## General F1 Data analysis

In this notebook I want to do some general analysis on F1 data. I will use this notebook to get back at using Python, and to try some interesting stuff with F1 data. My first step will be to import the data, and to just play around with it

In [None]:
## Imports
import pandas as pd
import os
import numpy as np
import seaborn as sns
from datetime import datetime
# To get full output
from IPython.core.interactiveshell import InteractiveShell
InteractiveShell.ast_node_interactivity = "all"

In [None]:
# Change current working directory to where our F1 data is stored
os.getcwd();
os.chdir('C:\\Users\\yanni\\OneDrive\\Documents\\Data_Science\\F1_data')
os.getcwd()     


In [None]:
circuits_df = pd.read_csv('circuits.csv')

In [None]:
circuits_df.shape
circuits_df.dtypes
circuits_df.describe(include = 'all')
circuits_df.head()

In [None]:
# We saw that altitude only has 2 values
circuits_df.groupby(by = 'alt').count()

# This \N value probably indicates a missing value so we set this at missing
circuits_df = circuits_df.replace(r"\N", np.NaN)

#We've now changed it to null values
circuits_df.head()

#### general analysis circuits
In this part I will investigate the different tracks.
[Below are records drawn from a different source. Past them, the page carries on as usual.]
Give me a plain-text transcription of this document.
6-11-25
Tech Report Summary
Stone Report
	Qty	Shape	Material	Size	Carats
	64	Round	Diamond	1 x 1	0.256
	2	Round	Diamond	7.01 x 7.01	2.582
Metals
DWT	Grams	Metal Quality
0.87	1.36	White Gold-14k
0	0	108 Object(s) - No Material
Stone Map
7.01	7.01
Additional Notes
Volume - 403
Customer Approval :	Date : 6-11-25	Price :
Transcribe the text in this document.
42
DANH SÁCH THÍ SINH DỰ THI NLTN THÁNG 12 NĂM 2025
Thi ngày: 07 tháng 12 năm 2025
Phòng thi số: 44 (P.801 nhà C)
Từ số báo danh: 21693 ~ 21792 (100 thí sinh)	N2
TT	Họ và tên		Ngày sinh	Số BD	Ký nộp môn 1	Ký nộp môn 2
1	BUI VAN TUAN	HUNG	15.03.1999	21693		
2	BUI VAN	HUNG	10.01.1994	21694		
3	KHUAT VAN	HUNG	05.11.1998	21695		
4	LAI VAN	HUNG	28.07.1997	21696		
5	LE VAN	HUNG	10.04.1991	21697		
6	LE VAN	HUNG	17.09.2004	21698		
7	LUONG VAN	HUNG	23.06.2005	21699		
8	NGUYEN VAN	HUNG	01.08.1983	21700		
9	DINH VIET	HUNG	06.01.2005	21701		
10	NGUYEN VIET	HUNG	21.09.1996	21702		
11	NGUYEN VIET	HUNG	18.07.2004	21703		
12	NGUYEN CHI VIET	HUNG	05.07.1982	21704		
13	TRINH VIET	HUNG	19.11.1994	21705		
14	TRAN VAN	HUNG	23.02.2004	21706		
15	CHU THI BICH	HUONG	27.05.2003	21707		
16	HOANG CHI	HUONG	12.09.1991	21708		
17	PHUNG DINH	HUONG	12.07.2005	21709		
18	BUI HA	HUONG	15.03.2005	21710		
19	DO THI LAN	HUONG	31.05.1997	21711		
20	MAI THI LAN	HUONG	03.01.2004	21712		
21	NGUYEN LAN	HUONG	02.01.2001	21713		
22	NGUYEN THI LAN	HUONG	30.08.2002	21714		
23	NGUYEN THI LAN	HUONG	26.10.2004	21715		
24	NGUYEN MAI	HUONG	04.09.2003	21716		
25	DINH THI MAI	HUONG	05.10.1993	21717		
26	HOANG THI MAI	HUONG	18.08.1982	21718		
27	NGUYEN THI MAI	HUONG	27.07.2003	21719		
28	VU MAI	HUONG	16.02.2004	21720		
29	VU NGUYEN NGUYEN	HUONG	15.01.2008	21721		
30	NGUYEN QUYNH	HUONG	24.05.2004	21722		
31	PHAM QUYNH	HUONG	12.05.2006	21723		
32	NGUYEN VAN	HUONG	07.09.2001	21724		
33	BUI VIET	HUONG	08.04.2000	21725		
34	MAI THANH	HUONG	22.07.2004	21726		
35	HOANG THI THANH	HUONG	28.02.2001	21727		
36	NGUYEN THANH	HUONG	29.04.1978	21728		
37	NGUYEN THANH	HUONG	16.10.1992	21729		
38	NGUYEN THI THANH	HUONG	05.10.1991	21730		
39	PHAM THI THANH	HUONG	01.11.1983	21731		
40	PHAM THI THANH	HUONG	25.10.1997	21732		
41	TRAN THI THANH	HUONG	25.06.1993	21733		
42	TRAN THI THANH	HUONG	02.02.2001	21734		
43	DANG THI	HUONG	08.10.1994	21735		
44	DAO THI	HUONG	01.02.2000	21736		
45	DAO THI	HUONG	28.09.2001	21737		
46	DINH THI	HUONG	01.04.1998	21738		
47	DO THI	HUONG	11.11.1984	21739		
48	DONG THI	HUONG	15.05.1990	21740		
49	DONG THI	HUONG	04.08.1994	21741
I want to find the answers to the following questions:

- Which track is the most northern
- Which track is the most southern
- Which country has the most F1 tracks

In [None]:
# Which track is the most northern and southern

# Most northern
circuits_df.loc[circuits_df['lat'].idxmax()]
# We see that the most northern track is a track in Sweden

# Most southern
circuits_df.loc[circuits_df['lat'].idxmin()]
# The most southern is a Albert partk in Melbourne

In [None]:
# Which country has the most F1 tracks
# We see that this is the USA, which has 11 F1 tracks
circuits_df[['circuitId', 'country']] \
.groupby(by = 'country') \
.count()\
.sort_values(by = ['circuitId'], ascending = False) \
.head(5)

#### What has changed over the years
In this step we will see if things have changed over the years
We want to see whether:
- Cars have become faster
- Pit stops have become faster
- There are less safety cars
- There are smaller gaps between the drivers


In [None]:
# Check whether cars have become faster
# We will do this by comparing their time on different tracks and to see
# how this has improved

# To do this we need the laptimes data
laptimes_df = pd.read_csv('lap_times.csv')

In [None]:
#some basic checks
laptimes_df.shape
laptimes_df.dtypes
laptimes_df.describe(include = 'all')
laptimes_df.head()

In [None]:
# We see from this that we also need to join the race data 
race_df = pd.read_csv('races.csv')

In [None]:
race_df.shape
race_df.dtypes
race_df.describe(include = 'all')
race_df.head()

In [None]:
# Now we can find per lap where it was raced. We want to do this so that we
# can group per circuit per year

#First we merge with the race_df to get the circuitId and the year
laptime_race_df = laptimes_df.merge(race_df[['raceId', 'year'
                                             , 'circuitId', 'name']]
                                    , how = 'left'
                                    , on = 'raceId')
laptime_race_df = laptime_race_df.rename(columns = {'name': 'name_race'})
laptime_circuit_df = laptime_race_df.merge(circuits_df[['circuitId'
                                                        , 'name']]
                                           , how = 'left'
                                           , on = 'circuitId')
laptime_circuit_df = laptime_circuit_df.rename(columns = {'name': 'name_circuit'})

In [None]:
#We now have a df of all the laptimes per race per year
laptime_circuit_df.head()


In [None]:
times_circuit_df = laptime_circuit_df[['year', 'name_circuit', 'milliseconds']] \
                    .groupby(['year', 'name_circuit']) \
                    .agg(['min', 'max', 'mean', 'median']) 

times_circuit_df.columns = times_circuit_df.columns.droplevel(0)
times_circuit_df = times_circuit_df.reset_index()
times_circuit_df = times_circuit_df.rename(columns = { 'name': 'name_circuit'
                                                      , 'min': 'min_ms'
                                                      , 'max': 'max_ms'
                                                      , 'mean' : 'mean_ms'
                                                      , 'median': 'median_ms'})
times_circuit_df.head()

In [None]:
# We now have per year and circuit the info on the min, max, mean and median time
# We can visualize this

g = sns.barplot(x = 'year', y = 'min_ms', data = times_circuit_df, color = 'red')
g.set_xticklabels(g.get_xticklabels(), rotation = 90, ha = 'center')

In [None]:
# We can see from here that there are certain times were the cars became
# slower. This happened mostly in 2009


In [None]:
times_circuit_df.name_circuit.unique()